Analytic perturbative theories in highly inhomogeneous gravitational fields

Orbital motion about irregular bodies is highly nonlinear due to inhomogeneities in the gravitational field. Classical theories of motion close to spheroidal bodies cannot be applied as for inhomogeneous bodies the Keplerian forces do not provide a good approximation of the system dynamics. In this paper a closed form, analytical method for developing the motion of a spacecraft around small bodies is presented, for the so called fast rotating case, which generalize previous results to second order, arbitrary degree, gravitational fields.
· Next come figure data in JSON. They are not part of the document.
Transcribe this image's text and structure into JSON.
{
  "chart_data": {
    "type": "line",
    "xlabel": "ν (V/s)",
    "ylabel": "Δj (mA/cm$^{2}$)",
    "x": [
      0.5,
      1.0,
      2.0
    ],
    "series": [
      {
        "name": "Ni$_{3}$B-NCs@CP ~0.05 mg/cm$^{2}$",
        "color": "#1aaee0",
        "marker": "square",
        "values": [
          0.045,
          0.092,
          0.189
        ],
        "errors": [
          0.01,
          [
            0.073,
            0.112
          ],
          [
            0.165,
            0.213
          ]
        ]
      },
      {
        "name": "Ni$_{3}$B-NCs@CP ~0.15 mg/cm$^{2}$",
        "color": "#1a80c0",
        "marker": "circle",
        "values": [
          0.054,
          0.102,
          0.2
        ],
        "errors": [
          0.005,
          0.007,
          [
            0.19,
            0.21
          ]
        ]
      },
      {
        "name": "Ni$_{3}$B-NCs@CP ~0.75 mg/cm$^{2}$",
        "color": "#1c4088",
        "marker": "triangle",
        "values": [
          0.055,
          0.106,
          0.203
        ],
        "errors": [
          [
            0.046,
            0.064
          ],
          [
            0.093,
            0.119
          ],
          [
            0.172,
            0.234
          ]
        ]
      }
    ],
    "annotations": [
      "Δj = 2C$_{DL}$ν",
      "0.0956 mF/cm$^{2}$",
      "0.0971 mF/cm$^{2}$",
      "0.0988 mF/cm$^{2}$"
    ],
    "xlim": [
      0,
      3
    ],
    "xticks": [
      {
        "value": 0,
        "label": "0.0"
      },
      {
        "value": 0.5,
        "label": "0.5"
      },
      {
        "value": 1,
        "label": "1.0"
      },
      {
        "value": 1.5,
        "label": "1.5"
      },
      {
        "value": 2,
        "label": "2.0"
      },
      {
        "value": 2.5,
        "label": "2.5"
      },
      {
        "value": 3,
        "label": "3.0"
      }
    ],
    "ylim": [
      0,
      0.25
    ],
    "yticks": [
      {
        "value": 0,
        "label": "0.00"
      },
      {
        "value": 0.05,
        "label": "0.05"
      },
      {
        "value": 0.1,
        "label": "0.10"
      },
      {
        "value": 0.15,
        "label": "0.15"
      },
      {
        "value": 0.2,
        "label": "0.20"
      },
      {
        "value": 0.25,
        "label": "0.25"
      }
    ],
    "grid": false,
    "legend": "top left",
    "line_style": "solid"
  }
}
Through the application of two different Lie transformations, suitable changes of coordinates are found, which reduce the initial nonintegrable Hamiltonian of the system into an integrable one plus a negligible, perturbative remainder of higher degree. In addition, an explicit analytical formulation for the relegated, first and second order, arbitrary degree Hamiltonian for relatively high altitude motion in any inhomogeneous gravitational field is derived in closed-form. Applications of this algorithm include a method for determining initial conditions for frozen orbits around any irregular body by simply prescribing the desired inclination and eccentricity of the orbit. This method essentially reduces the problem of computing frozen orbits to a problem of solving a 2-D algebraic equation. Results are shown for the Asteroid 433-Eros.